Abraham reúne, como pocos artistas en el arte joven caribeño, procedimientos del primer modernismo y la vanguardia histórica, con elementos vivos de la vida artística contemporánea, es decir de las postvanguardia y también, aunque en menor medida, de esa zona transvanguardista, salvaje, naive, del postmodernismo, sobre todo europeo e italiano de los ochenta.
La tendencia a construir atmósferas sugestivas, a fabricar lenguajes que buscan la unidad constelativa de cada parte en el todo, a producir sensaciones de armonía, recuerda a un espectador «puro», deseoso de establecer una relación de identidad con la obra. Uno recuerda escritores modernistas de la literatura como Thomas Mann, James Joyce, o Hermann Hesse, quienes trabajas la obra de arte como una estructura autónoma, como una trama sagrada en la que cada elemento era el fragmento o la huella de una evocación pentagramal del cosmos, quienes realizaban la obra como una «caja de sentido» capaz de simular las estructuras esenciales del universo en el espacio interno de las piezas.

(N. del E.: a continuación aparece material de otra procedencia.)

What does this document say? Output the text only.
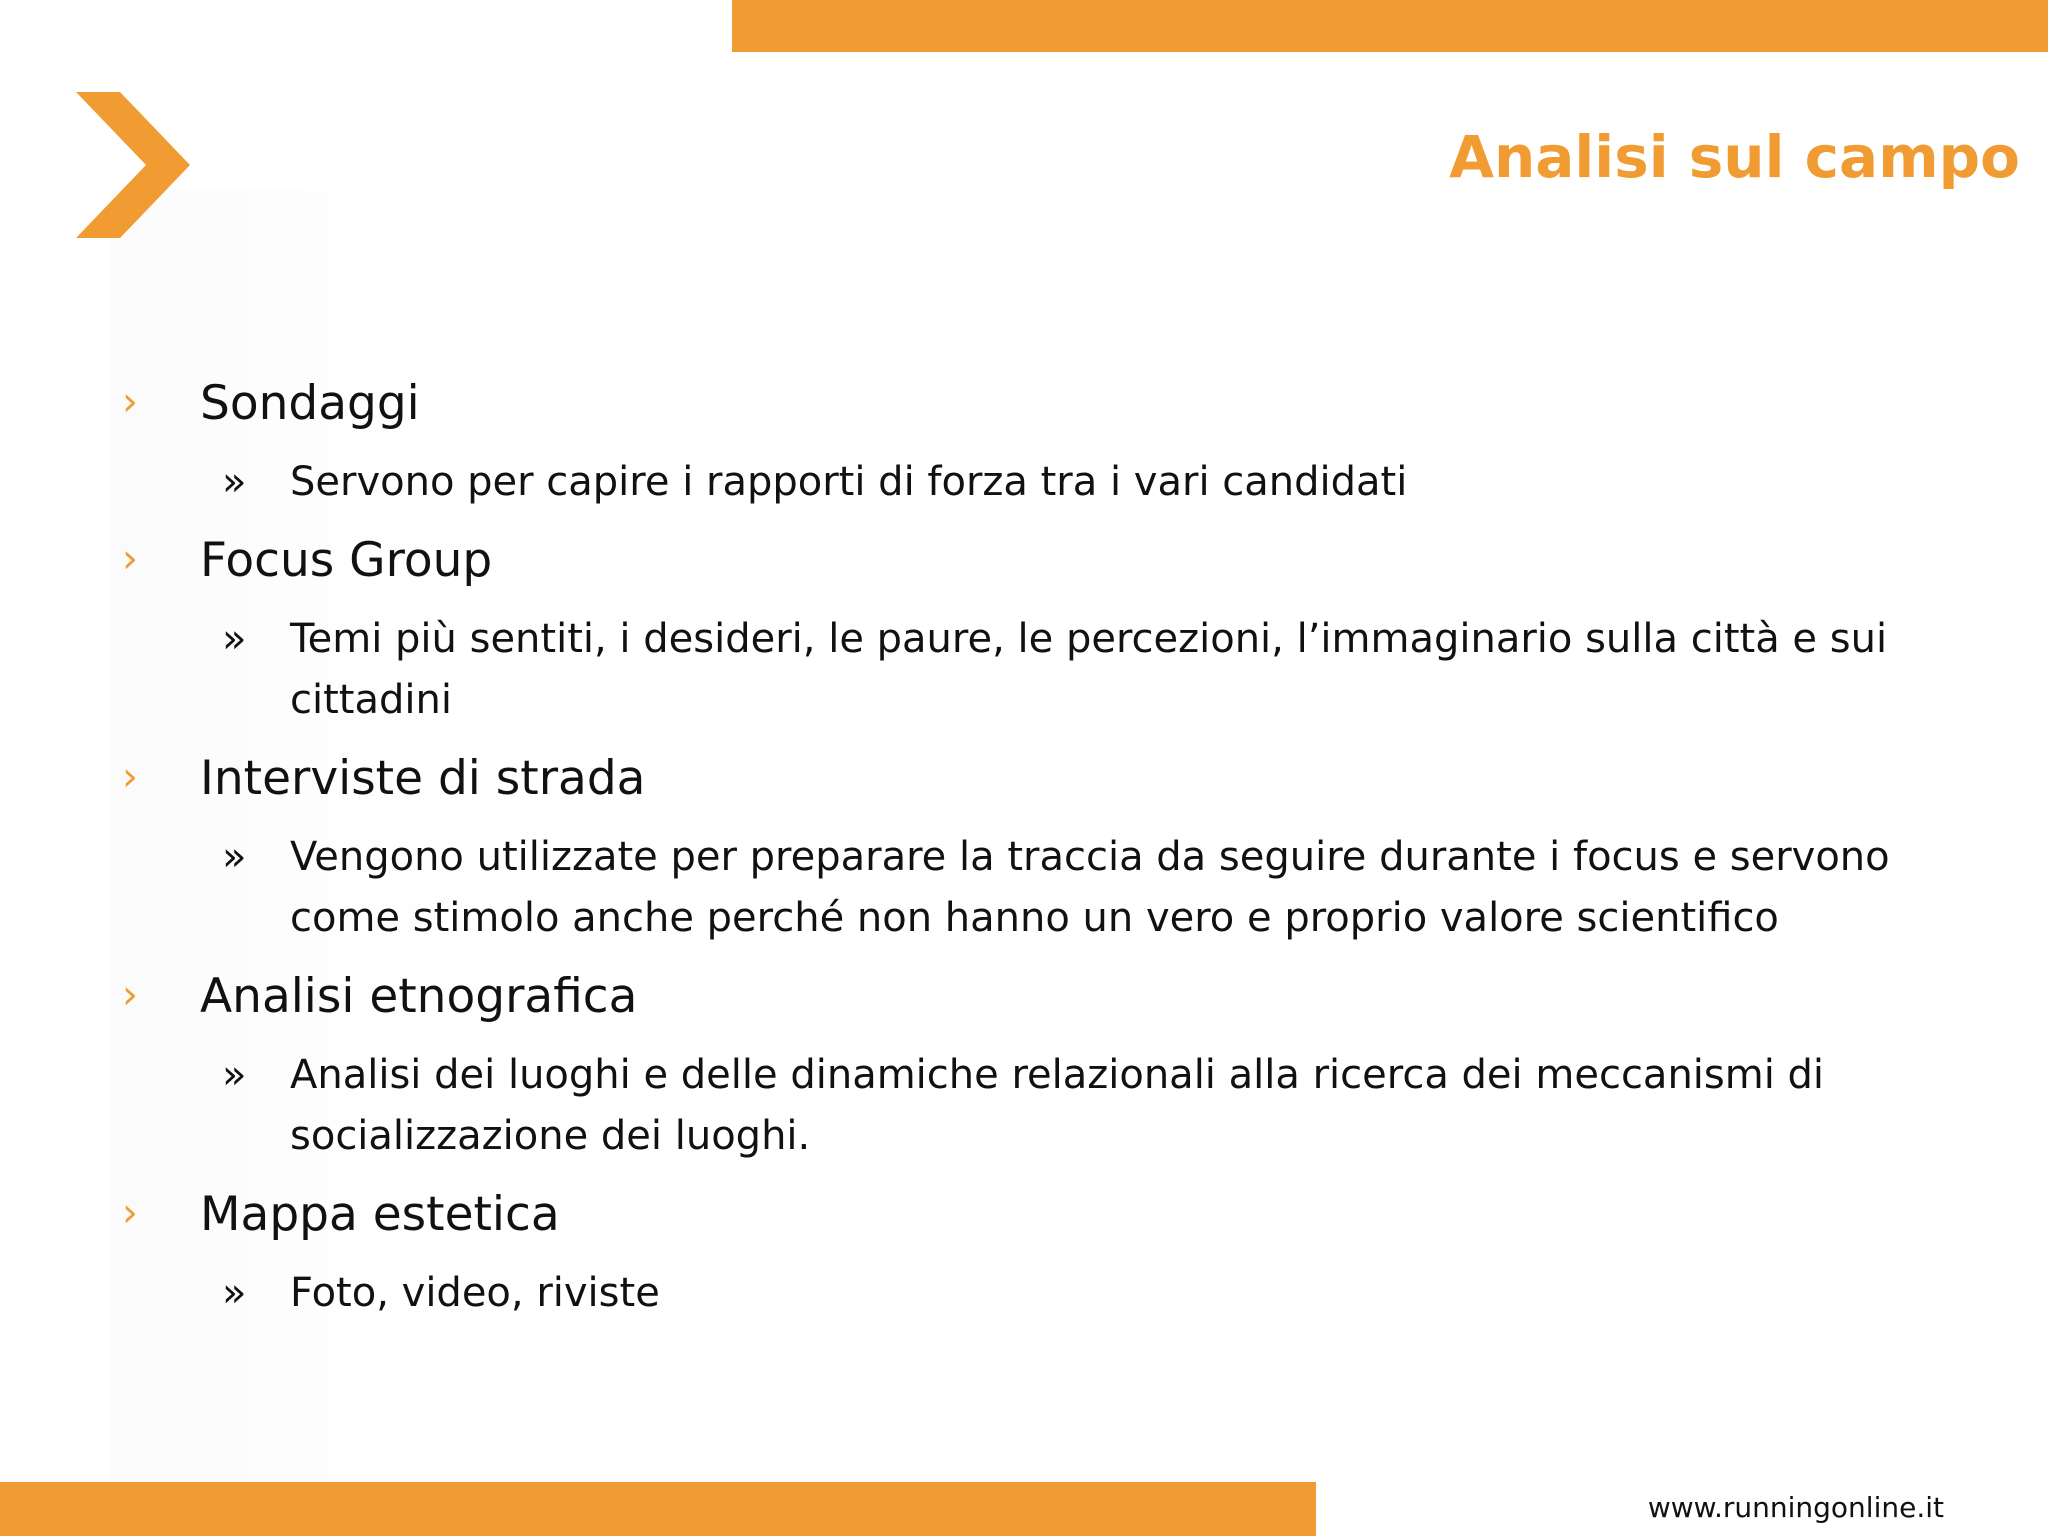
Analisi sul campo
› Sondaggi
» Servono per capire i rapporti di forza tra i vari candidati
› Focus Group
» Temi più sentiti, i desideri, le paure, le percezioni, l’immaginario sulla città e sui cittadini
› Interviste di strada
» Vengono utilizzate per preparare la traccia da seguire durante i focus e servono come stimolo anche perché non hanno un vero e proprio valore scientifico
› Analisi etnografica
» Analisi dei luoghi e delle dinamiche relazionali alla ricerca dei meccanismi di socializzazione dei luoghi.
› Mappa estetica
» Foto, video, riviste
www.runningonline.it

Estoy pensando en obras como El Juego de los Abalorios cuyos secretos habían de originarse en la matemática universal y en la música. Estoy pensando en obras como el Fausto cuya estructura estaba basada en una sinfonía. En obras cuyo repertorio partía de la idea de que, entre percepción y realidad existía una relación necesaria y que las obras de arte captaban lo más elevado de esa síntesis metafísica.

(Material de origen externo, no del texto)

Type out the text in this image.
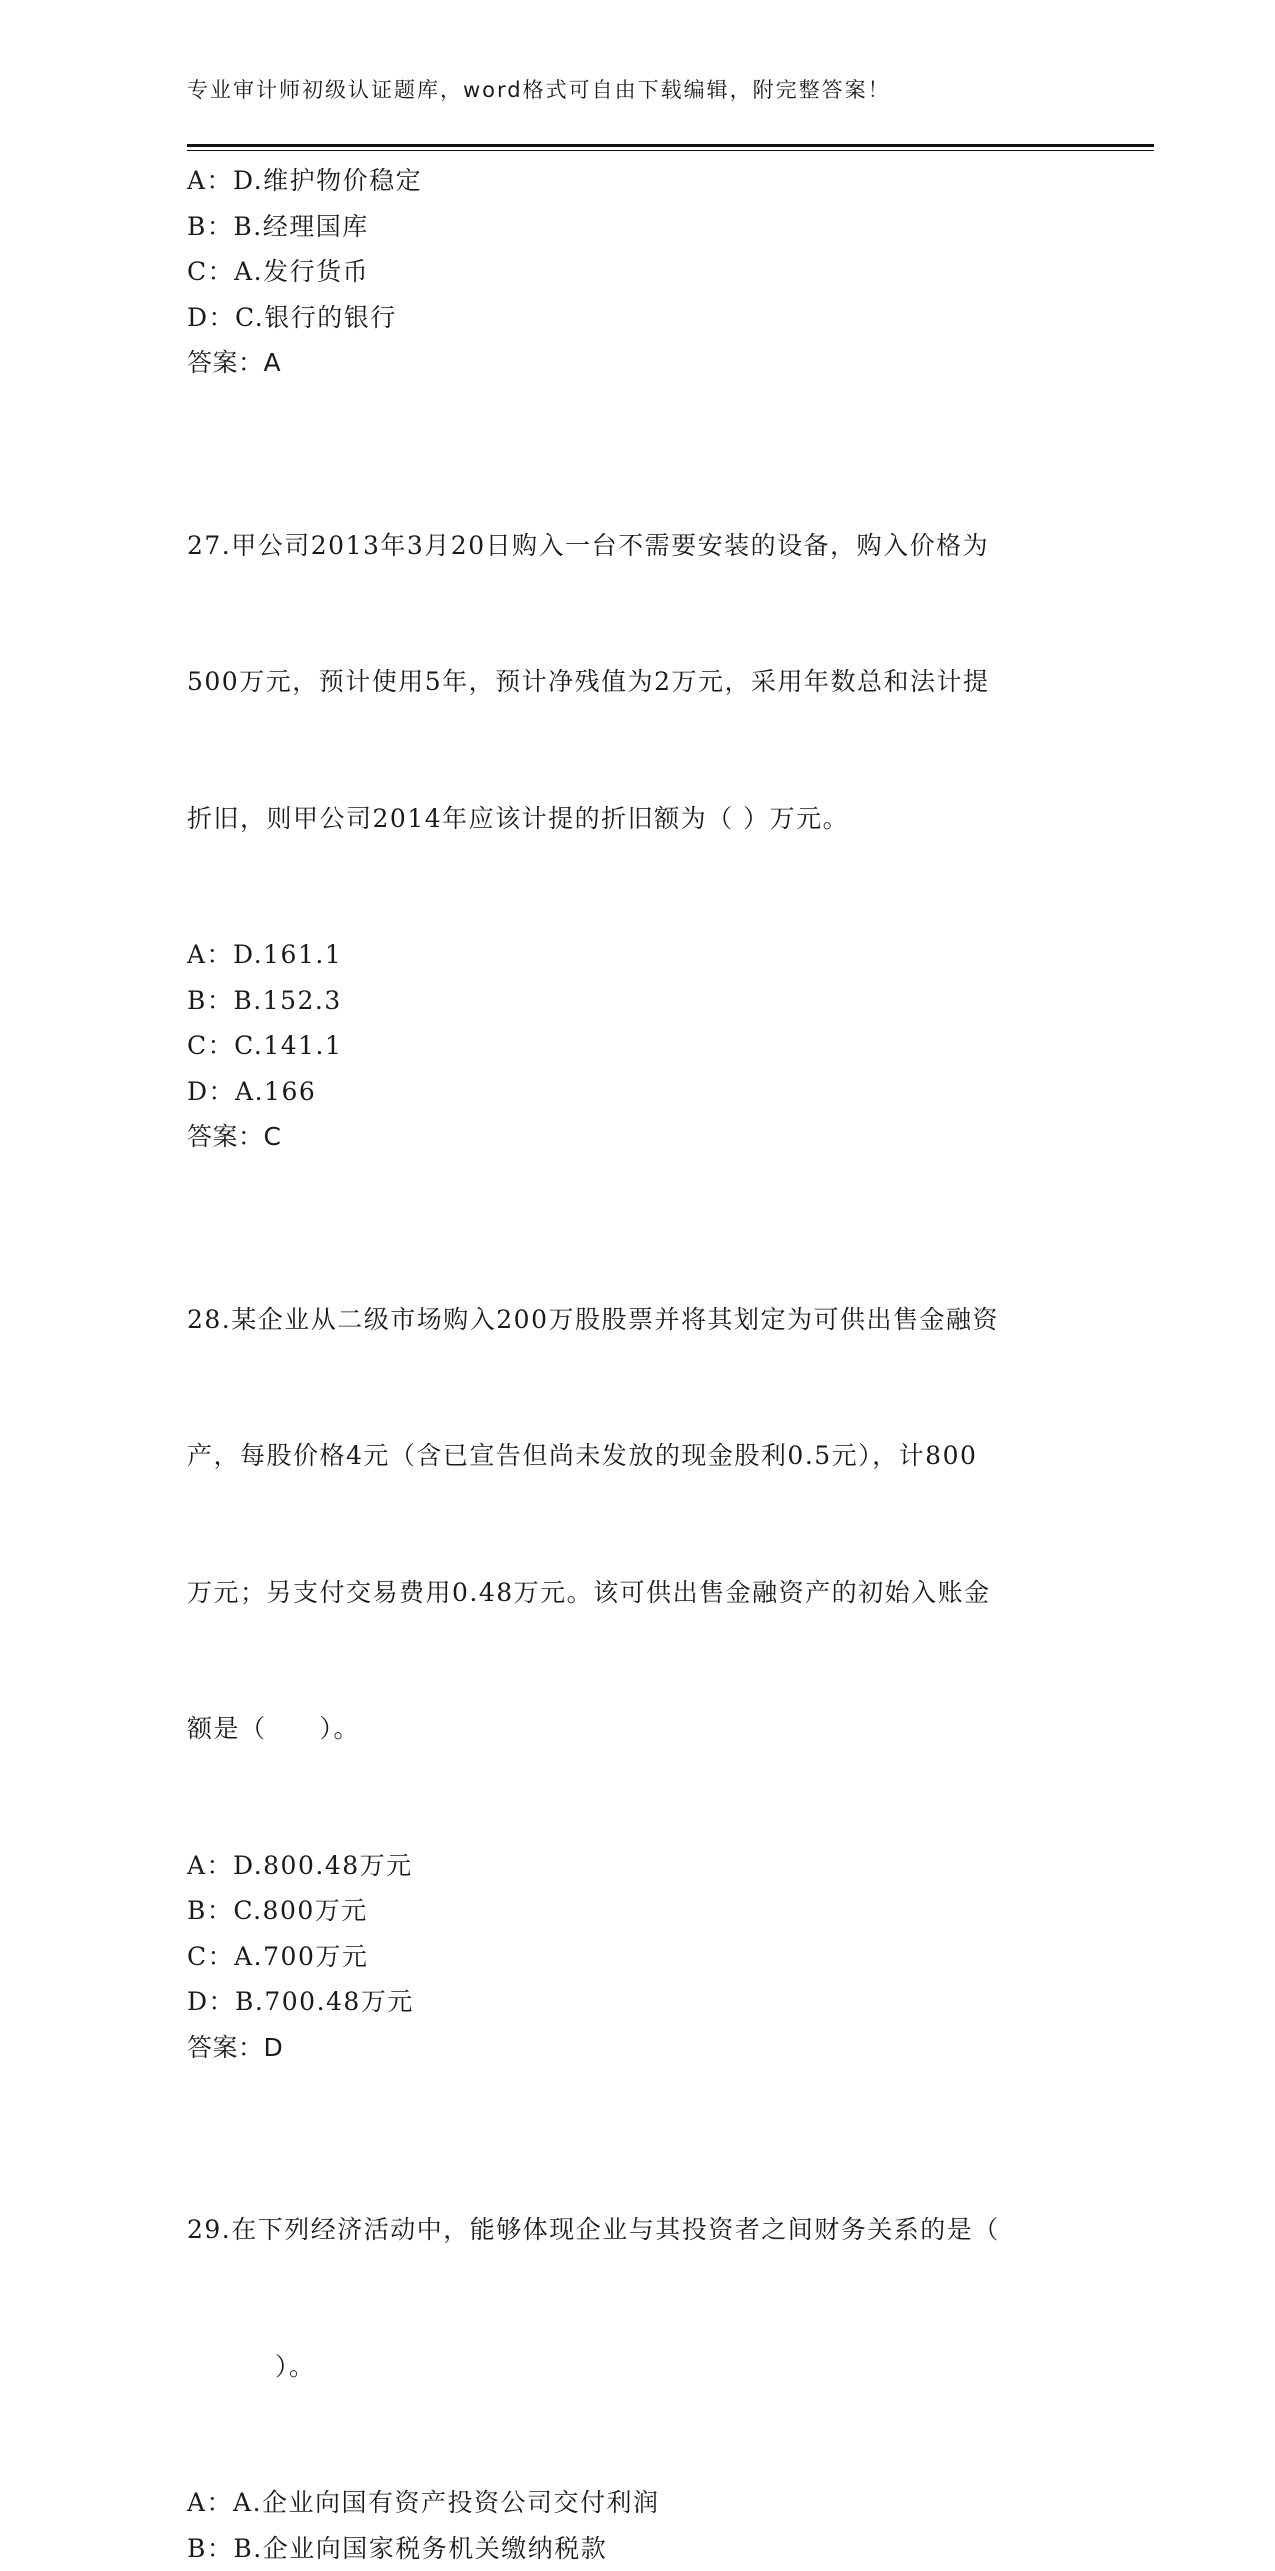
专业审计师初级认证题库，word格式可自由下载编辑，附完整答案！
A：D.维护物价稳定
B：B.经理国库
C：A.发行货币
D：C.银行的银行
答案：A

27.甲公司2013年3月20日购入一台不需要安装的设备，购入价格为

500万元，预计使用5年，预计净残值为2万元，采用年数总和法计提

折旧，则甲公司2014年应该计提的折旧额为（ ）万元。

A：D.161.1
B：B.152.3
C：C.141.1
D：A.166
答案：C

28.某企业从二级市场购入200万股股票并将其划定为可供出售金融资

产，每股价格4元（含已宣告但尚未发放的现金股利0.5元），计800

万元；另支付交易费用0.48万元。该可供出售金融资产的初始入账金

额是（　　）。

A：D.800.48万元
B：C.800万元
C：A.700万元
D：B.700.48万元
答案：D

29.在下列经济活动中，能够体现企业与其投资者之间财务关系的是（

）。

A：A.企业向国有资产投资公司交付利润
B：B.企业向国家税务机关缴纳税款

Las obras de Abraham, desde el punto de vista estructural, recuerdan ese tema, esa fascinación con el conjunto, que nos devuelve a una mirada exclamativa y un asombro moderno.
Una vez descubiertos los significantes en la historia del arte, la pintura informal se volvió «lingüística», consciente de su artificio retórico, de sus estratagemas ambientales, de su capacidad, de su capacidad de seducción. La obra de Abraham va a recuperar también esta nueva alusión al instante, a la fugacidad, al fragmento recordándonos esa pintura del tiempo gestual, donde los signos funcionan como un indicio, como la huella de una subjetividad que pasa y deja plasmada su insignificancia, su efímera oportunidad.

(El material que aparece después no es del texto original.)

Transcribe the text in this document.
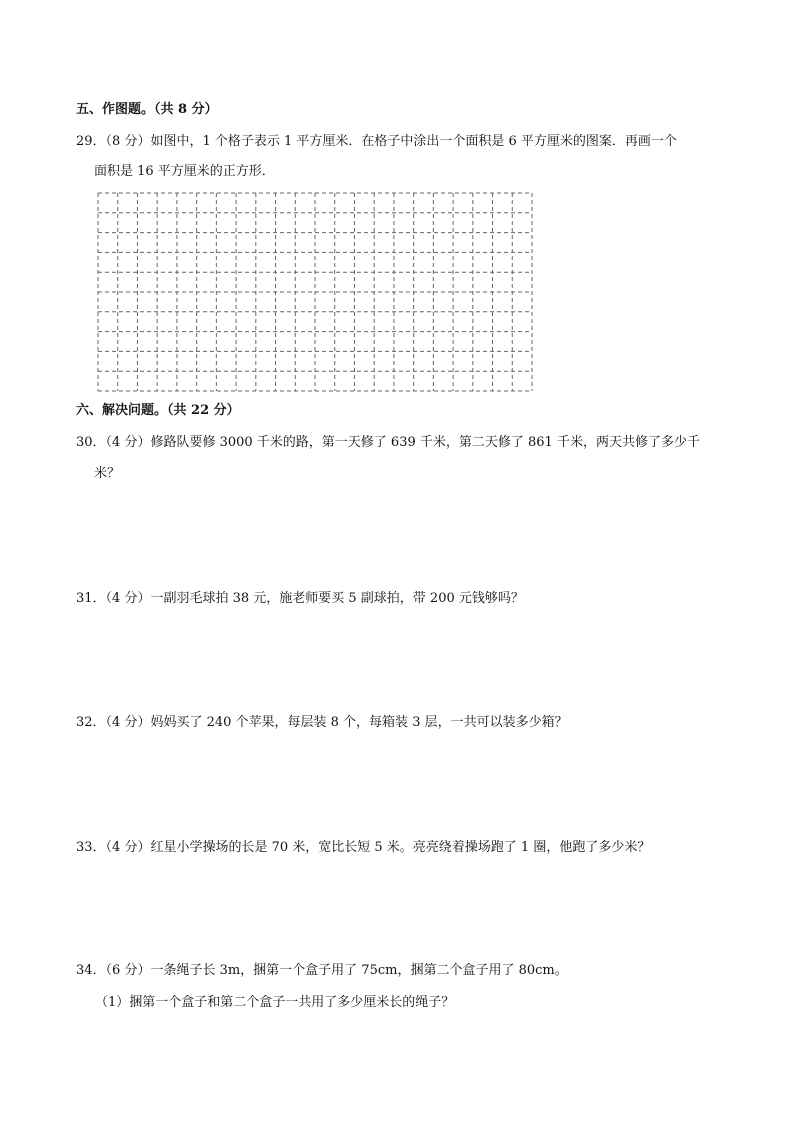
五、作图题。（共 8 分）
29．（8 分）如图中，1 个格子表示 1 平方厘米．在格子中涂出一个面积是 6 平方厘米的图案．再画一个
面积是 16 平方厘米的正方形．
六、解决问题。（共 22 分）
30．（4 分）修路队要修 3000 千米的路，第一天修了 639 千米，第二天修了 861 千米，两天共修了多少千
米？
31．（4 分）一副羽毛球拍 38 元，施老师要买 5 副球拍，带 200 元钱够吗？
32．（4 分）妈妈买了 240 个苹果，每层装 8 个，每箱装 3 层，一共可以装多少箱？
33．（4 分）红星小学操场的长是 70 米，宽比长短 5 米。亮亮绕着操场跑了 1 圈，他跑了多少米？
34．（6 分）一条绳子长 3m，捆第一个盒子用了 75cm，捆第二个盒子用了 80cm。
（1）捆第一个盒子和第二个盒子一共用了多少厘米长的绳子？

Recorriendo no ya lo que podríamos llamar la proxémica de la obra, sino haciendo una genealogía de los ritos psicológicos que la construyen, uno reconoce ciertos elementos del salvajismo transvanguardista de los ochenta, de todo ese retomar de la pintura post-conceptualista. Hay en sus obras un dejo naive, un cierto desenfado, una cierta retirada de la pintura como «puesta en escena» de los signos para retomarla como lugar de un cansancio generalizado, de un espacio en el que los signos canónicos están en fuga y dan paso a energías de la imaginería cotidiana. Estamos hablando de cierto tratamiento desprejuiciado con el canon de la pintura de la incorporación de «formas malas» de algunas partes de la obra.
En el contexto en el cual se cree que pintar bien es dominar en abstracto la artesanía, el trabajo de Abraham, nos plantea que no existe virtuosismo en abstracto, que un obra lograda es una que sincroniza cada mancha, cada gesto y cada solución, como respuesta a problemas antropológicos. Su obra conforma el dibujo de una «arquitectura perfecta», y esto es algo que los separa radicalmente del resto de neoexpresionismo y el expresionismo abstracto venezolano. Su trabajo es antiacadémico y no esconde esa reminiscencia tardía provinciana en algunos casos de otros autores informales venezolanos.
Sin lugar a dudas y me arriesgo a decirlo con convicción, estamos frente a uno de los talentos mejores edificados del arte emergente venezolano, alguien de cuyas contradictorias paradojas estoy seguro que extraeremos el aporte de nuevas metáforas a los rumbos venideros del imaginario simbólico de las artes plásticas venezolanas.